I reati, dicevamo, rimangono, come quello per corruzione, la cui pena - durissima - prevede da 6 a 10 anni di reclusione (la stessa pena massima del sequestro di persona). Non si capiscono nemmeno le proteste per aver portato da uno a tre il collegio dei giudici che decidono dell’aspetto più delicato del sistema giuridico, l’habeas corpus, l’arresto dell’imputato. Il Costituente fu molto rigido nel prescrivere la riserva di legge rafforzata proprio per evitare quei soprusi di cui erano stati testimoni (e a volte vittime) durante il regime fascista. Un collegio di tre giudici permetterà di studiare il caso più attentamente, per evitare che il provvedimento sia la pedissequa conferma del fermo di polizia giudiziaria. I magistrati obiettano che la riforma prevede anche l’interrogatorio preventivo e che questo potrebbe pregiudicare l’arresto. In realtà l’interrogatorio preventivo è previsto solo nei casi in cui non vi sia pericolo di fuga o inquinamento delle prove. Gli indagati continueranno a essere arrestati «a sorpresa», ma solo se necessario.

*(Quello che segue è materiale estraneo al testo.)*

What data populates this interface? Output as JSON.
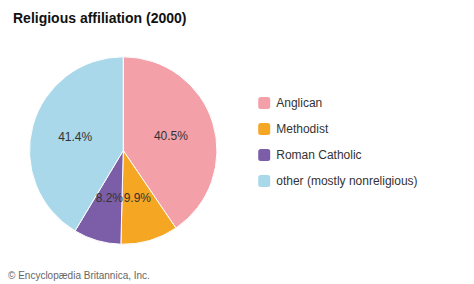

Tra le scelte più condivise c’è un rafforzamento di tutela della persona in fase di informazione di garanzia. Un tema che fa discutere è quello delle intercettazioni: il decreto non prevede restrizioni nell’utilizzo per fini di indagine e processuali che restano come sono, ma mette un ulteriore limite alla pubblicazione (dopo quello già stringente della riforma Cartabia). Si vieta infatti la pubblicazione anche delle intercettazioni riassunte, non più segrete in quanto depositate alle parti (a meno che non siano contenute nella motivazione di un provvedimento di un giudice o utilizzate in dibattimento). Davvero si impedisce il diritto di cronaca? O forse si vieta di infangare una persona prima di una condanna? Su questo punto forse c’è spazio per dibattere, trattandosi di un disegno di legge. Ma considerare la riforma «liberticida» è un controsenso, prima ancora che una falsità.